The newly created “National Economics Development Council” established fourteen “Little Neddies” each serving a key industry, of which “Electronics” was an obvious and exceptionally active one. I was a member of this from its establishment in 1966 until 1975, during which time I was Chairman of its “Manpower Working Group” which published two key reports on “Manpower in the Electronics Industry” and “Electronics and the Schools”. I also chaired its “Manpower Statistics Working Group” and the “Manpower Steering Group” as well as, from 1973, the “Microelectronics Working Party”. This latter Group was tasked with trying to persuade the four major U.K. firms with active interests in the business to recognise the unpalatable likelihood that none of them, on their own, was big enough to compete on the world stage and that the only hope for success in the future was for them to agree to work together and produce a truly nationally significant capability. As has so often happened in the U.K., firms were not prepared to come together and, parochial interests predominating, were to pay the price eventually by disappearing from the world scene.

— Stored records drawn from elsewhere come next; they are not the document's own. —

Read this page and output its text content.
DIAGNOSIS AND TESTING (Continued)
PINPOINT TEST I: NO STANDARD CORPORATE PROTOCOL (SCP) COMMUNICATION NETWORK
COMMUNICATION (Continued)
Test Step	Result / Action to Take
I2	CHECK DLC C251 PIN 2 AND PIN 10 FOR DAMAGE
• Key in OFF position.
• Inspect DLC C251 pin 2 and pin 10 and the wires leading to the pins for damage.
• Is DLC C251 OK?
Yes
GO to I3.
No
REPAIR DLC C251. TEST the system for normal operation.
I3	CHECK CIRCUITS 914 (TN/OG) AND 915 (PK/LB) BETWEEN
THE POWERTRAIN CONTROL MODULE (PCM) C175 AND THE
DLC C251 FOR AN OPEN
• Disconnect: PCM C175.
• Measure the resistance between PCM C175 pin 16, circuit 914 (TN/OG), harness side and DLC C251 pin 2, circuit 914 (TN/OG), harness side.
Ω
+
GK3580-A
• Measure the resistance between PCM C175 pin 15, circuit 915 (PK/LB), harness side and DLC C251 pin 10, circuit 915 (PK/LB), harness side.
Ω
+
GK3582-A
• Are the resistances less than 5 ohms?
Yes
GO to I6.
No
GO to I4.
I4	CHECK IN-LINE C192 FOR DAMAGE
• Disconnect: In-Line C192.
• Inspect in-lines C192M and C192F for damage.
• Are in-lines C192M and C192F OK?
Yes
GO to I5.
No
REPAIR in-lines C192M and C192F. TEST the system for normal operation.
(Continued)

Simultaneously, I served on various Committees of the “Electronics Research Council” which served the Defence interests of the country. Among these was the “Microelectronics Working Party” which I chaired, a group whose task was to tour the Defence Establishments and to persuade them that they should be seeing their futures in terms of microelectronics. For whatever reasons they, too, showed little interest in what the future would clearly hold, being too concerned that the major problems that they were then seeing were “difficult enough with the present familiar technology”.

My involvement in these activities was time consuming and at times dispiriting, but it was without question recognition of the unique position that our department held at that time.

The Future

In 1974 I was invited to become Vice Chancellor of the University of Sheffield. I had been through a variety of largely administrative “Offices” in my 11 years at Southampton while remaining Head of the Department, and although the Department had provided one of the most satisfying and exciting challenges of my working life, it was time for it and me to move on.

We were already a world ranking Department in several areas though, for all of our expansion, still remained, numerically, relatively small on a world scale. Some sixteen members of the Department during the period became Professors (a significant promotion in those times) either in Southampton or elsewhere which, while saying much for the quality of our staff at that time, made a significant contribution to the development of University electronics nationally. Included in that number, and thus in a sense “closing the loop”, was Harvey Rutt, a brilliant student in my period who, after wide experience elsewhere, rejoined the Department to press further the boundaries of glass fibre technology and to become Head of the School of Electronics and Computer Science in 2007.

The department is now enormous by comparison with my time, and has for some while been rated comfortably within the top ten in the world. It is a matter of great pride and happiness to me that, at a period of revolutionary worldwide change in the development and importance of electronics and computers, I was privileged to play some part in its growth in the University of Southampton.